Encouraging the growth is an aggressive US effort to conclude open skies agreements with countries in the region, allowing more airlines into the market and facilitating codeshare agreements. Discouraging the growth are continued concerns over the safety oversight provided by some of the region's aviation authorities.

The US carriers with the biggest share of North-South traffic are American Airlines, with over 30% of the passengers carried in the year ending 31 March, 1997, followed by Continental Airlines (7.5%), United Airlines (5%) and Delta Air Lines (4%). The leading Latin American carriers are Mexicana (6%), Aeromexico (4%) and Varig (2%). US-Latin American traffic has grown by almost 24% over the past five years, outpacing economic growth, and over that time US carriers have boosted their share of the market to over 58%. Traffic growth is expected to average 10% annually. While American is moving to consolidate its lead by forging alliances with Latin American carriers, the others are far from standing still. Codeshare agreements are the favoured vehicle. American has alliance agreements with Mexico's AeroCalifornia, Central America's TACA Group, Venezuela's AVIANCA, LanChile and TAM of Brazil, and has agreed to take an equity stake in Aerolineas Argentinas. Much of the airline's Latin American traffic is funnelled through its Miami hub, by far the leading US gateway to the region.

The other US carriers are also relying on codesharing to increase traffic, but are also taking advantage of open skies agreements to develop additional US gateways. Continental is adding services to the region from its Houston, Texas, and Newark, New York, hubs, and the airline is strongly tipped to acquire a stake in Aeroperu. United is a founding member of the mighty Star Alliance, which includes Brazil's Varig.

Delta, meanwhile, has launched belatedly an aggressive effort to establish its Atlanta, Georgia, hub as a Latin American gateway, arguing that Miami is overcrowded and hard-pressed to handle the expected growth.

These developments take place against the background of US efforts to conclude open skies agreements with Latin American countries. Deals have been struck so far with six Central American countries and Chile. Talks are under way with Argentina and Peru. Under the Central American agreement signed last May, the USA is providing assistance to improve the safety oversight in certain of the countries covered by the open skies deal. The US Federal Aviation Administration's International Aviation Safety Assessment programme has created a major image problem for Latin America, with the civil aviation authorities of no fewer than six countries rated as not complying with International Civil Aviation Organisation (ICAO) safety oversight standards (Category 3), and five given a conditional rating (Cat 2). Technical assistance is now being provided to help these countries meet the international standards and the effort is expected to improve the region's overall safety levels.

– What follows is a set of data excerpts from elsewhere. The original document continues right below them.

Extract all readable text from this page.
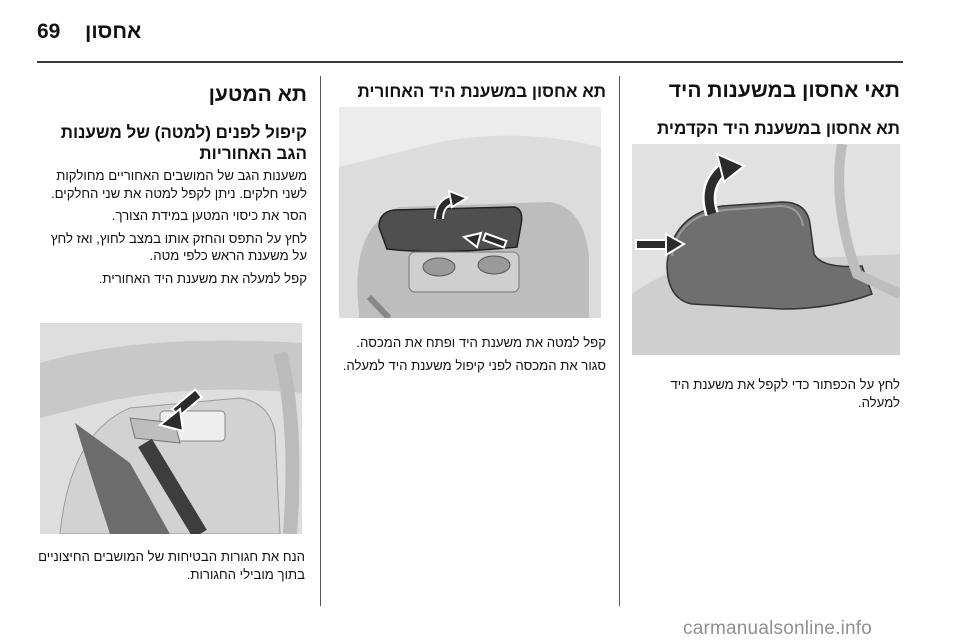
69 אחסון
תאי אחסון במשענות היד
תא אחסון במשענת היד הקדמית

לחץ על הכפתור כדי לקפל את משענת היד למעלה.

תא אחסון במשענת היד האחורית

קפל למטה את משענת היד ופתח את המכסה.

סגור את המכסה לפני קיפול משענת היד למעלה.

תא המטען
קיפול לפנים (למטה) של משענות הגב האחוריות

משענות הגב של המושבים האחוריים מחולקות לשני חלקים. ניתן לקפל למטה את שני החלקים.

הסר את כיסוי המטען במידת הצורך.

לחץ על התפס והחזק אותו במצב לחוץ, ואז לחץ על משענת הראש כלפי מטה.

קפל למעלה את משענת היד האחורית.

הנח את חגורות הבטיחות של המושבים החיצוניים בתוך מובילי החגורות.

carmanualsonline.info
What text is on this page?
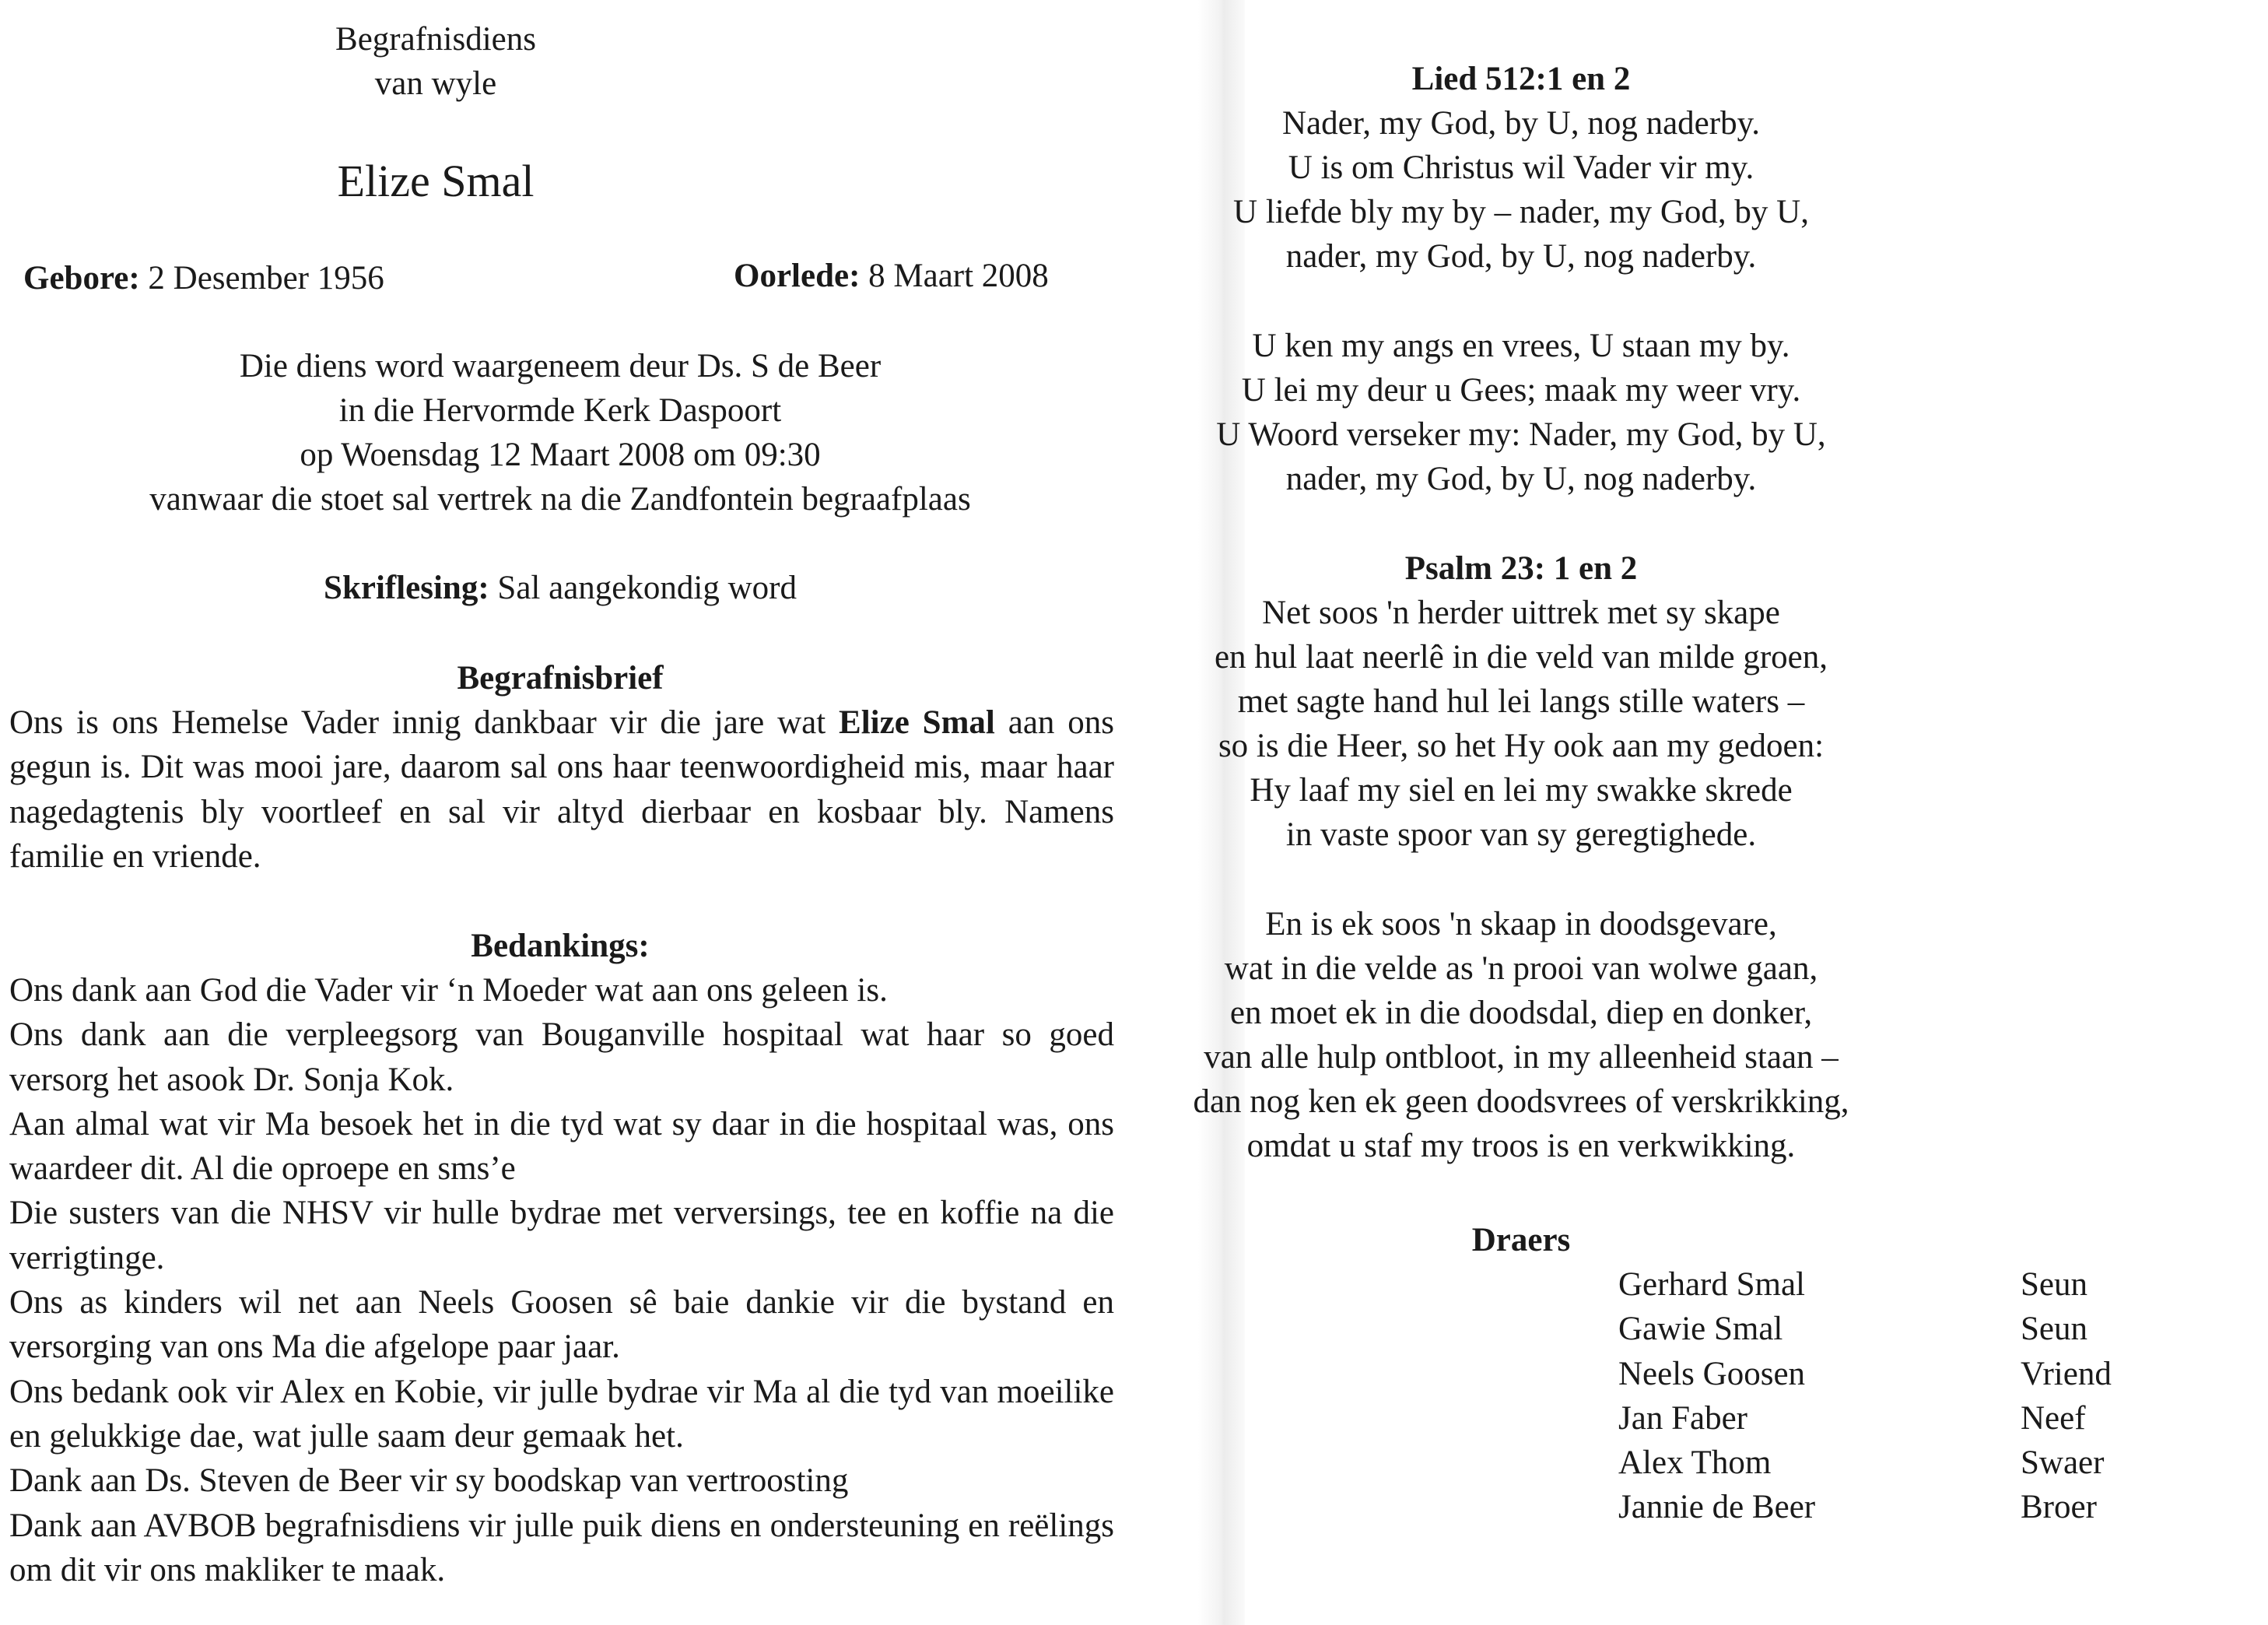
Begrafnisdiens
van wyle
Elize Smal
Gebore: 2 Desember 1956	Oorlede: 8 Maart 2008
Die diens word waargeneem deur Ds. S de Beer
in die Hervormde Kerk Daspoort
op Woensdag 12 Maart 2008 om 09:30
vanwaar die stoet sal vertrek na die Zandfontein begraafplaas
Skriflesing: Sal aangekondig word
Begrafnisbrief

Ons is ons Hemelse Vader innig dankbaar vir die jare wat Elize Smal aan ons gegun is. Dit was mooi jare, daarom sal ons haar teenwoordigheid mis, maar haar nagedagtenis bly voortleef en sal vir altyd dierbaar en kosbaar bly. Namens familie en vriende.

Bedankings:

Ons dank aan God die Vader vir ‘n Moeder wat aan ons geleen is.

Ons dank aan die verpleegsorg van Bouganville hospitaal wat haar so goed versorg het asook Dr. Sonja Kok.

Aan almal wat vir Ma besoek het in die tyd wat sy daar in die hospitaal was, ons waardeer dit. Al die oproepe en sms’e

Die susters van die NHSV vir hulle bydrae met verversings, tee en koffie na die verrigtinge.

Ons as kinders wil net aan Neels Goosen sê baie dankie vir die bystand en versorging van ons Ma die afgelope paar jaar.

Ons bedank ook vir Alex en Kobie, vir julle bydrae vir Ma al die tyd van moeilike en gelukkige dae, wat julle saam deur gemaak het.

Dank aan Ds. Steven de Beer vir sy boodskap van vertroosting

Dank aan AVBOB begrafnisdiens vir julle puik diens en ondersteuning en reëlings om dit vir ons makliker te maak.

Lied 512:1 en 2
Nader, my God, by U, nog naderby.
U is om Christus wil Vader vir my.
U liefde bly my by – nader, my God, by U,
nader, my God, by U, nog naderby.
U ken my angs en vrees, U staan my by.
U lei my deur u Gees; maak my weer vry.
U Woord verseker my: Nader, my God, by U,
nader, my God, by U, nog naderby.
Psalm 23: 1 en 2
Net soos 'n herder uittrek met sy skape
en hul laat neerlê in die veld van milde groen,
met sagte hand hul lei langs stille waters –
so is die Heer, so het Hy ook aan my gedoen:
Hy laaf my siel en lei my swakke skrede
in vaste spoor van sy geregtighede.
En is ek soos 'n skaap in doodsgevare,
wat in die velde as 'n prooi van wolwe gaan,
en moet ek in die doodsdal, diep en donker,
van alle hulp ontbloot, in my alleenheid staan –
dan nog ken ek geen doodsvrees of verskrikking,
omdat u staf my troos is en verkwikking.
Draers
Gerhard Smal	Seun
Gawie Smal	Seun
Neels Goosen	Vriend
Jan Faber	Neef
Alex Thom	Swaer
Jannie de Beer	Broer
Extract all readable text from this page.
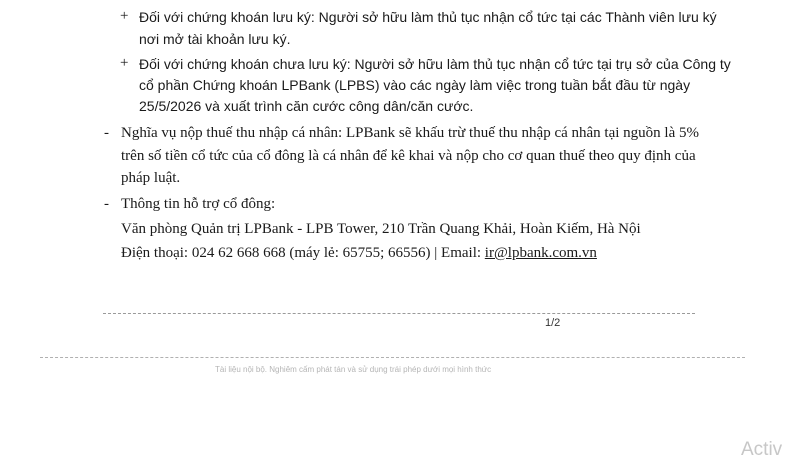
+ Đối với chứng khoán lưu ký: Người sở hữu làm thủ tục nhận cổ tức tại các Thành viên lưu ký
nơi mở tài khoản lưu ký.
+ Đối với chứng khoán chưa lưu ký: Người sở hữu làm thủ tục nhận cổ tức tại trụ sở của Công ty
cổ phần Chứng khoán LPBank (LPBS) vào các ngày làm việc trong tuần bắt đầu từ ngày
25/5/2026 và xuất trình căn cước công dân/căn cước.
- Nghĩa vụ nộp thuế thu nhập cá nhân: LPBank sẽ khấu trừ thuế thu nhập cá nhân tại nguồn là 5%
trên số tiền cổ tức của cổ đông là cá nhân để kê khai và nộp cho cơ quan thuế theo quy định của
pháp luật.
- Thông tin hỗ trợ cổ đông:
Văn phòng Quản trị LPBank - LPB Tower, 210 Trần Quang Khải, Hoàn Kiếm, Hà Nội
Điện thoại: 024 62 668 668 (máy lẻ: 65755; 66556) | Email: ir@lpbank.com.vn
1/2
Tài liệu nội bộ. Nghiêm cấm phát tán và sử dụng trái phép dưới mọi hình thức
Activ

Latin American governments have pursued an aggressive policy of privatisation over recent years and almost all of the region's carriers are now in private hands. The same process is now under way with airports in several countries. Most recently, operation of 33 Argentine airports was handed over to a consortium of local, US and Italian companies which has undertaken to invest $2.2 billion in improvements over the 30-year life of the concession.

Privatisation, coupled with economic policies which have brought inflation under control in most Latin American countries, has improved access to foreign investment. This is already being seen in increased availability of competitive financing for new aircraft purchases - the lack of which has long held back replacement of the region's fleet, largely made up of older, noisier and less efficient aircraft.

Major investment is likely to be required over the coming years to renovate the region's airspace management infrastructure to handle increasing traffic and to take advantage of the benefits of satellite-based communication and navigation technologies. ICAO plans a major conference in Rio de Janeiro in May devoted to implementation of the future air navigation system, and several trials have been conducted already in the region.